Огонек звал ее за собой, он был настойчив, и Саша уступила. Она не чувствовала своих ног, но в них и не было нужды: чтобы поспевать за ускользающим светлячком, достаточно было просто не терять его из виду. Глядеть на него пристально, словно пытаясь уговорить, приручить его.
Саше удалось его поймать, и огонек потащил девушку сквозь непроглядный мрак, по лабиринту туннелей, из которого она одна никогда не нашла бы выход, к последней станции на линии ее жизни. Впереди чуть развиднелось: Саше теперь чудилось, что ее провожатый вычерчивает контуры какого-то далекого помещения, где ее ждут.
– Саша! – окликнул ее голос, удивительно знакомый, хоть она и не могла вспомнить, кому он принадлежит.
– Папа? – недоверчиво спросила она, угадывая родные ласковые нотки в чужом тембре.
Они пришли. Призрачный туннельный огонь остановился и, превращаясь в обычное пламя, вспрыгнул на фитиль оплавленной расползшейся свечи, уютно устраиваясь на ней, будто вернувшаяся с прогулки кошка.
Ее руку накрыла чья-то ладонь, прохладная и заскорузлая. Нерешительно, боясь снова уйти на дно, Саша отцепилась от огонька. Просыпаясь вслед за ней, прорезалась боль в распоротом предплечье, заныл ушибленный висок. Из темноты всплыла и закачалась рядом простая казенная мебель – пара стульев, тумбочка… Сама она лежала на настоящей койке, такой мягкой, что своей спины Саша совсем не ощущала. Будто тело ей возвращали по частям и не до всех еще дошла очередь.
– Саша? – повторил голос.
Она перевела взгляд на говорившего и отдернула руку. У ее постели сидел старик, с которым она ехала на дрезине. В его прикосновении не было никаких притязаний, оно не жгло и не оскорбляло Сашу. Свою ладонь она забрала, устыдившись того, как могла спутать с отцовским голос чужого человека, и еще от обиды, что туннельный огонек вывел ее не туда.
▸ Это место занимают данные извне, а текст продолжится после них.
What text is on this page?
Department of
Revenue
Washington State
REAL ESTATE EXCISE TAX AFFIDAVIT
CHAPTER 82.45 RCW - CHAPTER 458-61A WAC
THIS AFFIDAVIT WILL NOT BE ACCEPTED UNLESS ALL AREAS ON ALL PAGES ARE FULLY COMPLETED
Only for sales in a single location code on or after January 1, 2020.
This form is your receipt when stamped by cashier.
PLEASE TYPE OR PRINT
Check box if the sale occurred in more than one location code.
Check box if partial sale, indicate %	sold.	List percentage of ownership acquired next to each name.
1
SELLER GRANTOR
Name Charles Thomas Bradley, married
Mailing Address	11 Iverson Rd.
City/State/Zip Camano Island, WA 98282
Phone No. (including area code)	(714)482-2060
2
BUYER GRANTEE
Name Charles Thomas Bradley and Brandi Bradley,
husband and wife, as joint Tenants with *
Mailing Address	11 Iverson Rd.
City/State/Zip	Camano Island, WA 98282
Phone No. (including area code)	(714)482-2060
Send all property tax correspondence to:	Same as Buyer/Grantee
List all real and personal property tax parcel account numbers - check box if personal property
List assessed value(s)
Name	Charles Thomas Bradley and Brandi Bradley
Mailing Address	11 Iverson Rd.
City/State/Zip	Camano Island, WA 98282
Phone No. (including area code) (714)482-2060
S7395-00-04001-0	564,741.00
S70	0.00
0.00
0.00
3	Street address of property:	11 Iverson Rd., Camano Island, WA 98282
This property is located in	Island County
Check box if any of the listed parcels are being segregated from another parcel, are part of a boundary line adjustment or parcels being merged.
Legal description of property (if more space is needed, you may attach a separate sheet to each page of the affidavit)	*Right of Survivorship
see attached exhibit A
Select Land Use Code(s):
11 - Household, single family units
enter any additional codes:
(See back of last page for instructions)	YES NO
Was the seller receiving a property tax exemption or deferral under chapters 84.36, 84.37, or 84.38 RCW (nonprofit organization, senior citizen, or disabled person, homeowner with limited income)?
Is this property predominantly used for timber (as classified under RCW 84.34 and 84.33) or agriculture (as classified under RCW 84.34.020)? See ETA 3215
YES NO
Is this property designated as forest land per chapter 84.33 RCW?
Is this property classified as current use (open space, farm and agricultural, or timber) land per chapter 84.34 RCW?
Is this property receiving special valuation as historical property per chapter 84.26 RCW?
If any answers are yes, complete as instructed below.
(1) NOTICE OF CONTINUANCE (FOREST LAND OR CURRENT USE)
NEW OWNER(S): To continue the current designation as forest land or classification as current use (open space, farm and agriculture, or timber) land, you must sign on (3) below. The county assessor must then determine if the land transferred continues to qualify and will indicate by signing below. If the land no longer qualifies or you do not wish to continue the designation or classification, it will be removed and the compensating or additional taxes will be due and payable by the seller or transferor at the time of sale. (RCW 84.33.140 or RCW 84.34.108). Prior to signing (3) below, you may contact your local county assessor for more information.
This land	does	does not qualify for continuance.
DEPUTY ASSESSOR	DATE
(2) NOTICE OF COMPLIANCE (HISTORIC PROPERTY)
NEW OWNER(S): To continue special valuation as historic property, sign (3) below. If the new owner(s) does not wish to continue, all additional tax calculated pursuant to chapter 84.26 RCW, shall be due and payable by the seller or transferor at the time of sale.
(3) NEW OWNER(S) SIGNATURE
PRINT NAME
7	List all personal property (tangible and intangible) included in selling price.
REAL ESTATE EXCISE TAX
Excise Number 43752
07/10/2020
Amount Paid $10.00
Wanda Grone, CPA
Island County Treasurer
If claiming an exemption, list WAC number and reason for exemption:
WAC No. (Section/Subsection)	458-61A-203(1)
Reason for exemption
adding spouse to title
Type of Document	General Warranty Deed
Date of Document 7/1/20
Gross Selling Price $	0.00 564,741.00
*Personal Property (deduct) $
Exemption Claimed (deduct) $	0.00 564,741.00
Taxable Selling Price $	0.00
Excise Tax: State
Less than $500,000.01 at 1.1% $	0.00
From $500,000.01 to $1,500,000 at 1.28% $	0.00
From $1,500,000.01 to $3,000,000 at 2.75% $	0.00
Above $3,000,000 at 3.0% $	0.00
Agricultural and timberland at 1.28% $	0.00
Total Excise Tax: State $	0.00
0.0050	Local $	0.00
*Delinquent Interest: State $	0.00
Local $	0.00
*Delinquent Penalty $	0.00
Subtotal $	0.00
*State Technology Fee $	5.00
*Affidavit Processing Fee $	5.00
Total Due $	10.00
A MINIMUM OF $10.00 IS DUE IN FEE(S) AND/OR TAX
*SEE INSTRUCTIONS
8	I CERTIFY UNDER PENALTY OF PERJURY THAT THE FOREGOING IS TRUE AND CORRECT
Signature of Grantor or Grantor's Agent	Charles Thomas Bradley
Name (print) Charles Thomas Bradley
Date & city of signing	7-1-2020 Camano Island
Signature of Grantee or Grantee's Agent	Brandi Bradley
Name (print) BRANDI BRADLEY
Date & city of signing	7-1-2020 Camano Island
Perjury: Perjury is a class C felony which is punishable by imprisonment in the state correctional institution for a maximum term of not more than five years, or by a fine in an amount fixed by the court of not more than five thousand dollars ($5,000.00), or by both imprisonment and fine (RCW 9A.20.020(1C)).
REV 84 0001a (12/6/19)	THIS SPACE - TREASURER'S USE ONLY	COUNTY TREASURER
Старик мягко улыбнулся; кажется, ему было вполне довольно и того, что она очнулась. Присмотревшись, Саша заметила в его глазах теплые блики, какие до тех пор встречала во взгляде только одного человека. Неудивительно, что она обманулась. И ей вдруг стало неловко перед стариком.
– Прости, – сказала она.
И тут же, вспоминая свои последние минуты на Павелецкой, дернулась вверх.
– А что с твоим другом?
* * *
Она, похоже, не умела ни плакать, ни смеяться, а может, у нее не оставалось сил ни для того, ни для другого. По счастью, похожие на лезвия когти миновали девчонку: единственный удар химеры пришелся плашмя. Но и его хватило, чтобы она на сутки лишилась сознания. Сейчас ее жизни ничто больше не угрожало, заверил Гомера врач. О собственных бедах старик с доктором не говорил.
Саша – пока она была в забытьи, старик привык называть ее так, – обмякла и откинулась на подушку, а Гомер вернулся к столу, где его ждала, раскинувшись, общая тетрадь на целых девяносто шесть листов. Покрутил в пальцах ручку и продолжил с того места, где бросил заново начатую книгу, чтобы подойти к стонущей в бреду девушке.
«…на этот раз караван задерживался. Задерживался непозволительно долго, так что уже становилось ясно: произошло нечто ужасное, непредвиденное, от чего не сумели защитить ни закаленные в боях тяжеловооруженные конвоиры, ни годами налаживавшиеся отношения с руководством Ганзы.
И все бы ничего, если бы действовала связь. Однако с проведенным к Кольцу телефонным проводом что-то случилось, сообщение прервалось еще в понедельник, а отправленная на поиски поломки бригада вернулась ни с чем».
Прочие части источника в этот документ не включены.